After you connect to the ocdm_sys
schema, you can see all the tables in that schema. You can narrow down the list by right clicking the "table" and then applying filters:
(Optional) As mentioned in the Preparing Your Environment, if you have not populated tables with your data you can try using sample data.
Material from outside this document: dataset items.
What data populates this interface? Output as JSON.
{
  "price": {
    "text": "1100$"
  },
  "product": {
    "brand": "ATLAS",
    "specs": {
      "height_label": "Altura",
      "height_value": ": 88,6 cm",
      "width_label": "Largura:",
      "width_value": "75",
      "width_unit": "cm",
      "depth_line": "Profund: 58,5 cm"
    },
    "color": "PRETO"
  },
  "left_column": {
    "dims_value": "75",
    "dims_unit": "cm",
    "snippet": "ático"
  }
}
After you download the sample data, follow these steps to import the sample data:
Connect to sqlplus as sysdba:
sqlplus / as sysdba
Execute following commands to generate disable constraint script:
spool disable_constraints.sql SET PAGESIZE 15000 SET LINESIZE 1000 conn ocdm_sys/ocdm_sys SELECT 'ALTER TABLE ' || table_name || ' disable constraint ' || constraint_name || ';' FROM user_constraints WHERE STATUS='ENABLED' AND constraint_type = 'R'; SELECT 'ALTER TABLE ' || table_name || ' disable constraint ' || constraint_name || ';' FROM user_constraints WHERE STATUS='ENABLED' AND constraint_type = 'U'; SELECT 'ALTER TABLE ' || table_name || ' disable constraint ' || constraint_name || ';' FROM user_constraints WHERE STATUS='ENABLED' AND constraint_type = 'C'; SELECT 'ALTER TABLE ' || table_name || ' disable constraint ' || constraint_name || ';' FROM user_constraints WHERE STATUS='ENABLED' AND constraint_type = 'P'; spool off
Execute disable_constraints.sql
script as ocdm_sys
user:
sqlplus ocdm_sys/ocdm_sys @disable_constraints.sql
Import the sample dump into ocdm_sys
schema by executing the following commands:
imp system/<password> file=ocdm_for_mining.dmp fromuser=ocdm_sample touser=ocdm_sys ignore=y log=mining_dump_import.log
Execute the following commands to generate enable constraint script:
spool enable_constraints.sql SET PAGESIZE 15000 SET LINESIZE 1000 conn ocdm_sys/ocdm_sys SELECT 'ALTER TABLE ' || table_name || ' enable constraint ' || constraint_name || ';' FROM user_constraints WHERE STATUS='DISABLED' AND constraint_type = 'R'; SELECT 'ALTER TABLE ' || table_name || ' enable constraint ' || constraint_name || ';' FROM user_constraints WHERE STATUS='DISABLED' AND constraint_type = 'U'; SELECT 'ALTER TABLE ' || table_name || ' enable constraint ' || constraint_name || ';' FROM user_constraints WHERE STATUS='DISABLED' AND constraint_type = 'C'; SELECT 'ALTER TABLE ' || table_name || ' enable constraint ' || constraint_name || ';' FROM user_constraints WHERE STATUS='DISABLED' AND constraint_type = 'P'; spool off
Execute enable_constraints.sql
script as ocdm_sys
user:
sqlplus ocdm_sys/ocdm_sys @enable_constraints.sql
Review tables to ensure they contain valid data, either from your own customer data, or from the sample data:
Review the DWD_CUST_DNA
table:
Select and check each of the following tables to ensure that the table is properly populated:
DWR_CUST
DWB_EVT_PRTY_INTRACN
DWB_ACCT_PYMT
DWD_CUST_DNA
DWD_VAS_SBRP_QCK_SUMM
For generating prepaid churn prediction model, refresh the mining views defined on mining source tables DWD_CUST_DNA
and DWD_VAS_SBRP_QCK_SUMM
.
Note:
This tutorial does not refresh all models. It only refreshes one prepaid churn prediction model. To refresh all of the default mining models based on latest customer data, follow the instructions in Refreshing the Data in an Oracle Communications Data Model Warehouse.